$(f,g)^{-1}(A) $ for $f,g$ Lebesgue measurable functions and $A$ closed set

Question

If $f,g:\mathbb{R} \rightarrow \mathbb{R}$ Lebesgue measurable functions, $φ:\mathbb{R} \times\mathbb{R}\rightarrow \mathbb{R}$ continuous function, prove that $G:\mathbb{R} \rightarrow \mathbb{R}$, $G(x)=φ(f(x),g(x))$ is Lebesgue measurable.

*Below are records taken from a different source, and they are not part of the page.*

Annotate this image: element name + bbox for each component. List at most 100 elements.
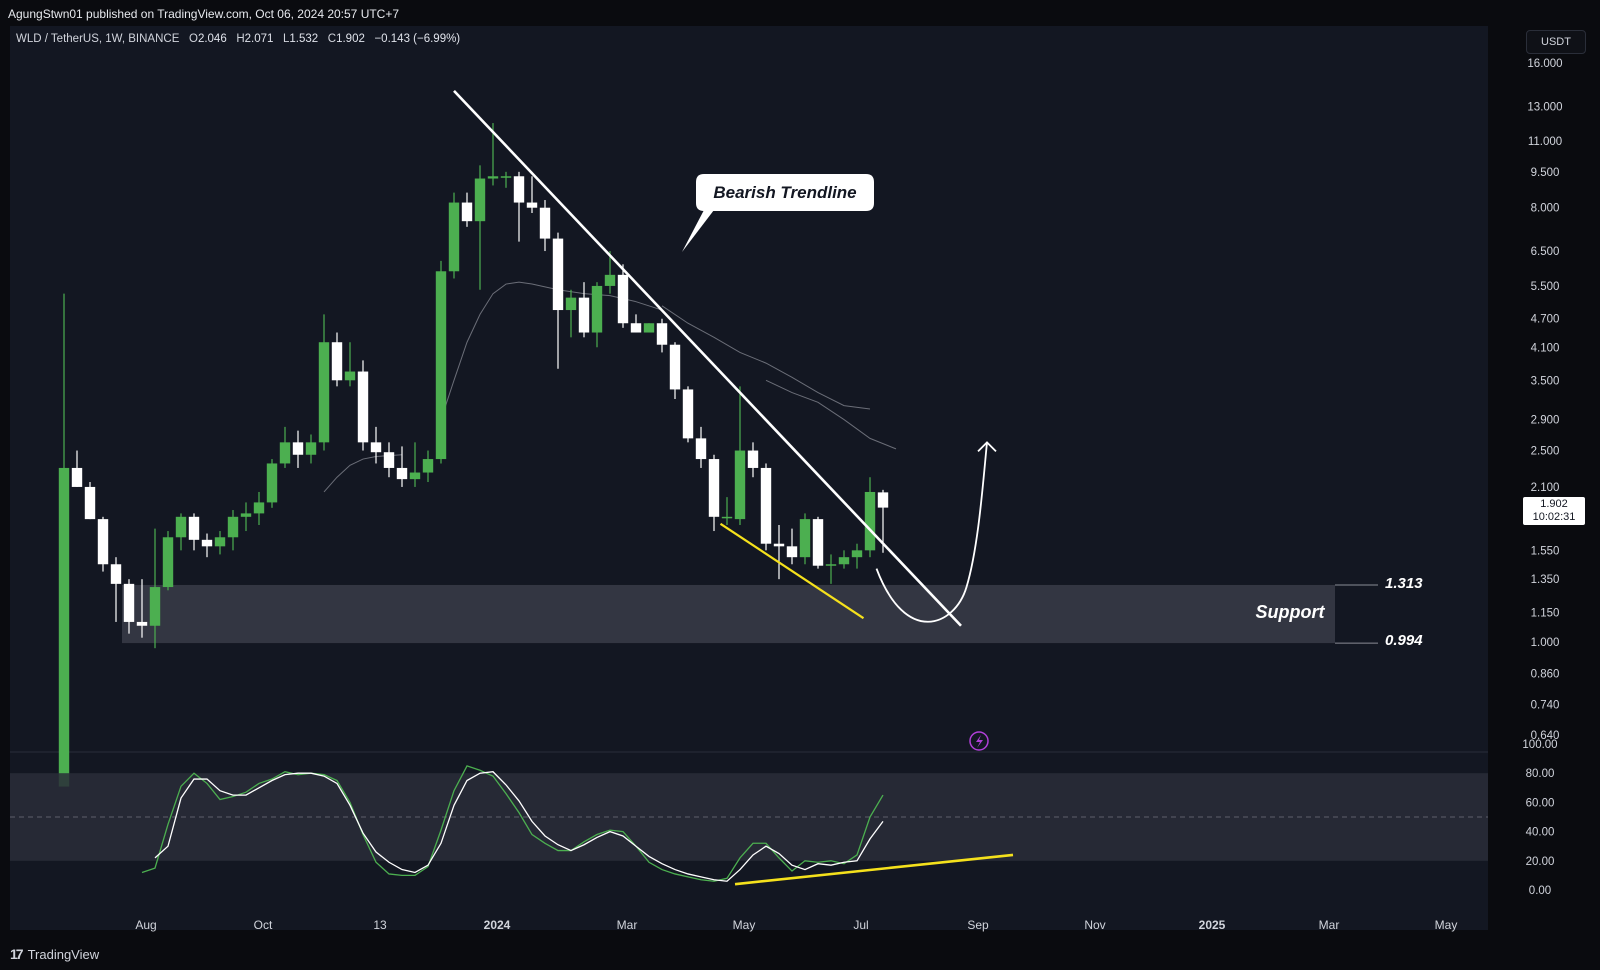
publish-info: AgungStwn01 published on TradingView.com… [8, 7, 400, 21]
candle [591, 282, 603, 348]
support-label: Support [1256, 602, 1326, 622]
candle-body [396, 467, 408, 480]
currency-button[interactable]: USDT [1526, 30, 1586, 54]
candle-body [721, 516, 733, 519]
candle [513, 171, 525, 242]
candle [188, 513, 200, 551]
trendline-callout: Bearish Trendline [682, 174, 874, 252]
candle-series [58, 123, 889, 787]
stoch-tick-label: 60.00 [1526, 797, 1555, 809]
candle-body [682, 389, 694, 439]
candle-body [240, 513, 252, 517]
candle [240, 502, 252, 532]
candle [838, 550, 850, 569]
candle [175, 513, 187, 551]
candle [305, 434, 317, 464]
time-tick-label: Nov [1084, 918, 1105, 932]
candle [162, 531, 174, 591]
last-price-tag: 1.902 10:02:31 [1523, 497, 1585, 525]
candle [344, 342, 356, 387]
candle [695, 426, 707, 468]
price-tick-label: 2.100 [1531, 482, 1560, 494]
price-tick-label: 4.700 [1531, 314, 1560, 326]
time-tick-label: Jul [853, 918, 868, 932]
candle [123, 579, 135, 634]
candle-body [630, 323, 642, 333]
projection-arrow [875, 442, 988, 623]
price-tick-label: 16.000 [1527, 58, 1562, 70]
candle [617, 264, 629, 328]
candle-body [461, 202, 473, 222]
candle [474, 165, 486, 290]
candle-body [123, 583, 135, 622]
candle-body [656, 323, 668, 345]
brand-name: TradingView [27, 946, 100, 962]
candle-body [344, 371, 356, 381]
support-low-label: 0.994 [1385, 632, 1423, 649]
candle [552, 232, 564, 369]
candle-body [747, 450, 759, 468]
time-tick-label: Sep [967, 918, 989, 932]
candle [318, 314, 330, 451]
price-tick-label: 2.500 [1531, 446, 1560, 458]
close-value: 1.902 [336, 33, 365, 45]
time-tick-label: Oct [254, 918, 273, 932]
price-tick-label: 2.900 [1531, 415, 1560, 427]
candle-body [435, 271, 447, 460]
candle [825, 554, 837, 584]
trendline-label: Bearish Trendline [713, 183, 856, 202]
price-divergence-line [719, 522, 865, 620]
candle [526, 176, 538, 213]
symbol-legend[interactable]: WLD / TetherUS, 1W, BINANCE O2.046 H2.07… [16, 33, 460, 45]
candle-body [422, 459, 434, 473]
candle [643, 323, 655, 333]
candle [630, 314, 642, 333]
candle [773, 524, 785, 580]
candle [461, 192, 473, 227]
candle [786, 528, 798, 565]
candle-body [227, 516, 239, 538]
stoch-tick-label: 20.00 [1526, 856, 1555, 868]
candle-body [305, 442, 317, 455]
stoch-k-line [141, 765, 884, 882]
price-tick-label: 8.000 [1531, 203, 1560, 215]
candle [799, 513, 811, 565]
candle-body [825, 564, 837, 566]
candle-body [591, 285, 603, 333]
candle [604, 251, 616, 294]
candle [110, 557, 122, 622]
lightning-icon[interactable] [969, 731, 989, 751]
candle [448, 192, 460, 279]
stoch-tick-label: 0.00 [1529, 885, 1551, 897]
bearish-trendline [453, 89, 962, 627]
price-tick-label: 1.000 [1531, 637, 1560, 649]
support-high-label: 1.313 [1385, 575, 1423, 592]
candle-body [331, 342, 343, 381]
candle-body [578, 297, 590, 333]
candle [253, 491, 265, 525]
candle [409, 442, 421, 487]
moving-average-line [661, 305, 871, 410]
candle-body [149, 587, 161, 626]
candle-body [409, 472, 421, 480]
candle [266, 459, 278, 508]
footer-brand[interactable]: 17 TradingView [10, 946, 99, 962]
candle [84, 482, 96, 520]
candle [422, 450, 434, 483]
candle-body [513, 176, 525, 203]
candle [396, 446, 408, 487]
candle-body [552, 238, 564, 311]
candle-body [84, 486, 96, 520]
candle [383, 442, 395, 478]
time-axis: Aug Oct 13 2024 Mar May Jul Sep Nov 2025 Mar May [135, 918, 1457, 932]
symbol-name: WLD / TetherUS, 1W, BINANCE [16, 33, 180, 45]
candle-body [695, 438, 707, 460]
open-value: 2.046 [197, 33, 227, 45]
candle-body [877, 492, 889, 508]
candle-body [565, 297, 577, 311]
candle [760, 463, 772, 551]
price-tick-label: 0.740 [1531, 700, 1560, 712]
candle-body [58, 467, 70, 787]
candle-body [487, 176, 499, 179]
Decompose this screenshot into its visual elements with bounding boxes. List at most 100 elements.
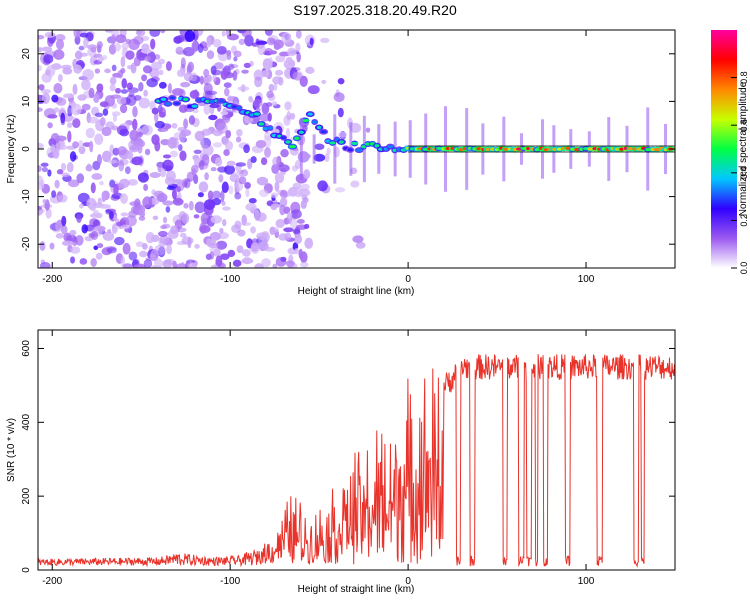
colorbar-tick-label: 0.4 <box>739 167 749 180</box>
noise-speck <box>264 131 273 141</box>
noise-speck <box>91 173 103 180</box>
ridge-core <box>267 126 274 130</box>
noise-speck <box>93 53 103 58</box>
noise-speck <box>294 159 301 169</box>
noise-speck <box>243 256 251 263</box>
noise-speck <box>303 153 311 159</box>
noise-speck <box>212 73 217 83</box>
noise-speck <box>189 90 200 99</box>
noise-speck <box>42 199 47 204</box>
noise-speck <box>299 75 308 87</box>
noise-speck <box>159 30 166 34</box>
noise-speck <box>277 76 284 86</box>
ridge-core <box>490 147 495 151</box>
ridge-core <box>183 97 189 101</box>
noise-speck <box>194 243 200 249</box>
noise-speck <box>98 226 105 234</box>
noise-speck <box>122 263 133 268</box>
spectrogram-ridge <box>154 94 675 154</box>
noise-speck <box>222 206 231 211</box>
y-tick-label: 20 <box>21 48 32 60</box>
noise-speck <box>233 171 245 177</box>
noise-speck <box>248 96 254 103</box>
ridge-core <box>160 97 167 101</box>
noise-speck <box>333 92 345 103</box>
noise-speck <box>215 255 223 267</box>
noise-speck <box>274 69 284 76</box>
ridge-core <box>615 147 620 151</box>
ridge-core <box>173 101 181 106</box>
noise-speck <box>171 188 177 200</box>
noise-speck <box>90 258 97 267</box>
noise-speck <box>171 122 178 129</box>
noise-speck <box>193 214 200 219</box>
noise-speck <box>120 89 128 94</box>
noise-speck <box>273 82 278 91</box>
noise-speck <box>156 192 168 203</box>
noise-speck <box>60 162 67 171</box>
noise-speck <box>172 198 184 206</box>
noise-speck <box>41 89 52 94</box>
noise-speck <box>214 157 223 167</box>
noise-speck <box>81 224 88 234</box>
noise-speck <box>284 232 292 241</box>
ridge-core <box>628 147 633 151</box>
spectrogram-y-label: Frequency (Hz) <box>6 115 17 184</box>
noise-speck <box>275 55 286 63</box>
noise-speck <box>99 180 104 186</box>
noise-speck <box>101 54 108 61</box>
noise-speck <box>61 215 67 227</box>
noise-speck <box>217 232 229 240</box>
noise-speck <box>180 81 191 88</box>
noise-speck <box>233 50 242 58</box>
noise-speck <box>200 212 211 225</box>
noise-speck <box>248 197 257 204</box>
ridge-core <box>570 147 576 151</box>
noise-speck <box>162 200 174 206</box>
noise-speck <box>70 103 82 116</box>
noise-speck <box>176 185 181 193</box>
x-tick-label: 0 <box>405 274 411 285</box>
noise-speck <box>285 260 295 268</box>
x-tick-label: 100 <box>578 576 595 587</box>
noise-speck <box>52 149 60 159</box>
noise-speck <box>126 94 137 106</box>
noise-speck <box>83 37 89 48</box>
noise-speck <box>40 162 49 167</box>
noise-speck <box>119 219 127 225</box>
noise-speck <box>224 140 234 151</box>
noise-speck <box>82 68 95 81</box>
noise-speck <box>132 118 138 131</box>
noise-speck <box>337 131 348 138</box>
noise-speck <box>56 169 64 175</box>
noise-speck <box>160 225 168 230</box>
noise-speck <box>234 192 242 200</box>
noise-speck <box>73 64 82 74</box>
ridge-core <box>355 148 363 152</box>
noise-speck <box>51 94 59 103</box>
noise-speck <box>238 176 247 185</box>
noise-speck <box>241 69 249 74</box>
noise-speck <box>337 107 344 118</box>
noise-speck <box>221 181 229 193</box>
noise-speck <box>266 90 274 99</box>
noise-speck <box>85 127 95 139</box>
ridge-core <box>387 145 394 149</box>
noise-speck <box>245 187 250 198</box>
noise-speck <box>112 72 122 78</box>
noise-speck <box>238 38 246 46</box>
noise-speck <box>227 33 239 41</box>
noise-speck <box>157 163 162 173</box>
noise-speck <box>125 50 135 60</box>
colorbar-tick-label: 0.2 <box>739 214 749 227</box>
ridge-core <box>650 147 656 152</box>
noise-speck <box>85 164 93 172</box>
noise-speck <box>295 42 301 53</box>
noise-speck <box>114 42 121 52</box>
ridge-core <box>298 130 304 134</box>
noise-speck <box>194 30 204 37</box>
colorbar-tick-label: 0.0 <box>739 262 749 275</box>
noise-speck <box>67 130 72 143</box>
colorbar: 0.0 0.2 0.4 0.6 0.8 Normalized spectral ampl… <box>711 30 749 274</box>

For $b\in \mathbb{R}$ $φ^{-1}((-\infty,b])\in \mathcal{B}(\mathbb{R^2}) \subseteq \mathcal{M}_{{λ_2}^{*}}$, because $φ$ is continuous so $A=φ^{-1}((-\infty,b])$ is closed set, but what can I say about $(f,g)^{-1}(A) $ ? I can't use any theorem for measurable functions that take values in sets different from $\mathbb{R}$.

Answer 1

Pick $U$ open set in $\mathbb{R}$, then as $\phi$ is continuous $\phi^{-1}(U)$ is open in $\mathbb{R}^2$ and as such can be written as a countable union of closed rectangles. It suffices to write down now what $G^{-1}(U)$ is and use measurability of $f$ and $g$ on closed intervals.

Answer 2

The result follows from theorems that hold generally and are elementary to prove:

Let $L$ denote the Lebesgue sigma-algebra on $\mathbb{R}$, and for topological space $X$, let $B_X$ denote the Borel sigma-algebra on $X$. By assumption, $f$ and $g$ are $(L, B_{\mathbb{R}})$ are measurable. Therefore $(f, g)$ is $(L, B_{\mathbb{R}} \otimes B_{\mathbb{R}})$ measurable since if $E, F \in B_{\mathbb{R}}$, then $(f, g)^{-1}(E \times F) = f^{-1}(E) \cap g^{-1}(F) \in L$. Now we can note that $B_{\mathbb{R}} \otimes B_{\mathbb{R}} = B_{\mathbb{R}^2}$ simply because $\mathbb{R}^2$ is second countable (if $X$, $Y$ are second countable topological spaces, then $B_X \otimes B_Y = B_{X \times Y}$). Thus $(f, g)$ is $(L, B_{\mathbb{R}^2})$ measurable. Since $\phi$ is continuous, $\phi$ is $(B_{\mathbb{R}^2}, B_\mathbb{R})$ measurable. Thus the composition $G = \phi \circ (f, g)$ is $(L, B_{\mathbb{R}})$ measurable.